Written by Fernando Maciá
Table of contents
- 1 1. More Schema and new featured snippets
- 2 2. From NLP to NLU
- 3 3. Entities in all result formats
- 4 4. Increased weight of user behaviour
- 5 5. More variety of result formats
- 6 6. Targeting new verticals
- 7 7. Lower organic CTR
- 8 8. More local+mobile adaptation
- 9 9. Advertising in voice results
- 10 10. Google as the only ecosystem
At Human Level we have got our crystal ball out. And even though we know we might end up being wrong with many of our predictions regarding what will happen in SEO in the following months, here’s our take. These are the Top 10 trends that could set the path for search engine optimization in 2020.
1. More Schema and new featured snippets
Google is moving forward in giant strides towards recovering from completely semantic information. In the meantime, it’s still asking us to add structured data Schema.org markup to our HTML code.
The definition of new schemas has increased exponentially since its launch in 2011. Below you can see a comparison between the schemas provided at the moment of its launch (http://web.archive.org/web/20110728002346/https://schema.org/docs/full.html) and the ones available in the present day (https://schema.org/docs/full.html). Today, we can choose from more than three times as many schemas than there were in 2011.
As a direct consequence of schema.org‘s extension and its mass implementation in increasingly more websites, Google is capable of showing the direct answer to more queries through the many different formats of featured snippets.
If the spotlight for this year’s second half went to FAQPage and HowTo featured snippets, for the next year we foresee:
- New featured snippet formats.
- An increased control over the coherence between the landing page type and the featured snippet. For example, Google has established in its usage guidelines for FAQPage that it is not to be used with advertising purposes. However, several travel industry websites have already discovered that this featured snippet type is a good way to hoard more visibility in the SERPs. We predict Google will end up vetoing the inclusion of this structured data markup as the main entity to an obviously transactional landing page. But while they don’t, keep ’em coming!
In other related news, we’re still fighting over whether featured snippets generate more or less CTR than a classic #1 ranking result. Just as with many other controversial topics in SEO, the answer is: it depends.
Indeed, it depends on whether the featured result is capable of satisfying entirely the user’s search intent or it isn’t. In the first case, the CTR decreases dramatically, but we should stress the effect on the obtained results in terms of branding. In the second one, the CTR really achieves figures above 70%.

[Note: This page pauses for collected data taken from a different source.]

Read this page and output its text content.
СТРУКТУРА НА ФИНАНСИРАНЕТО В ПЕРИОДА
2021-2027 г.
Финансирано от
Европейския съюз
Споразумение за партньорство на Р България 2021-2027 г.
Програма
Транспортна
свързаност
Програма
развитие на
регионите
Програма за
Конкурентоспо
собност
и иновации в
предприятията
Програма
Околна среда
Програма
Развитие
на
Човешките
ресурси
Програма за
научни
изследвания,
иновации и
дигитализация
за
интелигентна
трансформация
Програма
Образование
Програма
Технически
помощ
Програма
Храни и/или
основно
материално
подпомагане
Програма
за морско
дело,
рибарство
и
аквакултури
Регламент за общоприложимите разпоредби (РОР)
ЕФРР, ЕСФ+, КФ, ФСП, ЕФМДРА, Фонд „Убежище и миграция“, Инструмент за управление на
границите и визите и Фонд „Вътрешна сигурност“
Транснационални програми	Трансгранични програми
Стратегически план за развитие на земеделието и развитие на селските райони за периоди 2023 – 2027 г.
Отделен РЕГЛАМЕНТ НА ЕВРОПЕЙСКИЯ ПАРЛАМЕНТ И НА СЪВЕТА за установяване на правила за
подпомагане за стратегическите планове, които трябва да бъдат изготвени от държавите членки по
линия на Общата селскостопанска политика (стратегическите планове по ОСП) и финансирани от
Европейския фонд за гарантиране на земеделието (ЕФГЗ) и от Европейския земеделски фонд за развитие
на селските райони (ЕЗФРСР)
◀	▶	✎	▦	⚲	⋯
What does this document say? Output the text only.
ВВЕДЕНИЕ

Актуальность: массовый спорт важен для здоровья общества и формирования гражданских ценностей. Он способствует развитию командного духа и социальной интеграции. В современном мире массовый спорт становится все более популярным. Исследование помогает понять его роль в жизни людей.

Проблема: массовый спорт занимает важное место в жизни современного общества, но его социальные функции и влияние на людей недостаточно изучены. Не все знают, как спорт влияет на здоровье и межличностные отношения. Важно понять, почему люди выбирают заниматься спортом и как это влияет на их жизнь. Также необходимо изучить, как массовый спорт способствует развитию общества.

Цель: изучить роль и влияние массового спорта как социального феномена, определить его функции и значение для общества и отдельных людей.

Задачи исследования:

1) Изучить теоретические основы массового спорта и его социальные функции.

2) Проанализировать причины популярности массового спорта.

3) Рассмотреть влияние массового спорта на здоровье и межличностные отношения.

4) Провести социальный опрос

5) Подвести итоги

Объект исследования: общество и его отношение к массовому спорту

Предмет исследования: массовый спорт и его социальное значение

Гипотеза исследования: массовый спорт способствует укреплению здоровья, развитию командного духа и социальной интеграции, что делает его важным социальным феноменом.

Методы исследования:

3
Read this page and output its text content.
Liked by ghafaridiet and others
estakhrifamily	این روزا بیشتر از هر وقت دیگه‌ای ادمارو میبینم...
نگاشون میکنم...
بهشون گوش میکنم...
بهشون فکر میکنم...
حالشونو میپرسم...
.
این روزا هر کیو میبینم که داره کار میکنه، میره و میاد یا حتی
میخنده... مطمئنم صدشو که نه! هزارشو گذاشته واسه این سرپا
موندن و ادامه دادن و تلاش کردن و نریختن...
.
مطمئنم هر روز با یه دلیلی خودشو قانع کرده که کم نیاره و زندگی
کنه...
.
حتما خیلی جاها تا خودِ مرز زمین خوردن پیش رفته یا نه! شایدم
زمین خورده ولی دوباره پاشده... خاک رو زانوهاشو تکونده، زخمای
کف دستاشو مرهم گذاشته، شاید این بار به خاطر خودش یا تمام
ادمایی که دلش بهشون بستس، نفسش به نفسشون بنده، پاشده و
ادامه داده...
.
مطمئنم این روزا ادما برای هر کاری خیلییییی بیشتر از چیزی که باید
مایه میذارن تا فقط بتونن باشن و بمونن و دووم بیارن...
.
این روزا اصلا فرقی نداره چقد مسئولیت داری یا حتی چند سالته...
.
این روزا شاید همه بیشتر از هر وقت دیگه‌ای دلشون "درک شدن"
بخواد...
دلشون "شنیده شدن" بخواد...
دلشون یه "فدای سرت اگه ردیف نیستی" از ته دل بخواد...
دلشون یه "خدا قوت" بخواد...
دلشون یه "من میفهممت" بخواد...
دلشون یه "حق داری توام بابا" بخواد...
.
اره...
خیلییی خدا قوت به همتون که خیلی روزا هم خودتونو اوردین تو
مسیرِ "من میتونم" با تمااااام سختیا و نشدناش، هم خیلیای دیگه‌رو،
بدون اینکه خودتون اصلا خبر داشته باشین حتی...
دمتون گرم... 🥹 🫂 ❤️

We’ll have to continue testing things to find out how to earn this extra ball in the SERPs, while taking care of our CTR at the same time, and making the most of the branding effect.
You can see our presentation (in Spanish) about featured snippets and its effect on voice search. There’s also a video here.
2. From NLP to NLU
The implementation of Bidirectional Encoder Representations from Transformers (BERT) is just another step for Google, on its way from the Natural Language Processing (NLP) to Natural Language Understanding (NLU), that is, a concept closer to human-like language understanding.
The key to reaching such a precise understanding of natural text resides in understanding the meaning of each word within the context of all the words making up a sentence, instead of processing them in a linear way, following the same order in which they appear. We can see how Google identifies entities in a text, and the relationship between them, with its Natural Language API demo:
As we can see in the picture above, Google knows that Fernando Maciá is a person entity, and that it’s very relevant to the text’s meaning (0.81). It also knows that Human Level Communications is a company. It also understands ‘books’ to be an intellectual work, and that ’10’ is a number.
In a syntax analysis Google is capable of seeing each word’s purpose and its relationship with the rest within the context of a sentence.
As Google understands natural language better, it will:
- Identify more precisely the user’s real need, subjacent in the search intent, with each keyword. And, at the same time, it will be able to link a specific need to a whole lot of different search formulations (neural matching)
- Evaluate better what content responds better to a user’s needs, regardless of classic relevance factors, both on and off-page, like the presence of a specific keyword within the page title, or within link anchor texts.
- Depend less on indirect quality factors or content usefulness, like authority and popularity, calculated based on link quantity and quality.
- Depend less on the content’s semantic markup, i.e. structured data, to extract valuable information. This will situate Google in a position of advantage for the extraction of more relevant information and for transforming it into direct responses to users, using the rest of the Web as its own information repository. And this will happen whether we want it to happen (using schema.org) or not.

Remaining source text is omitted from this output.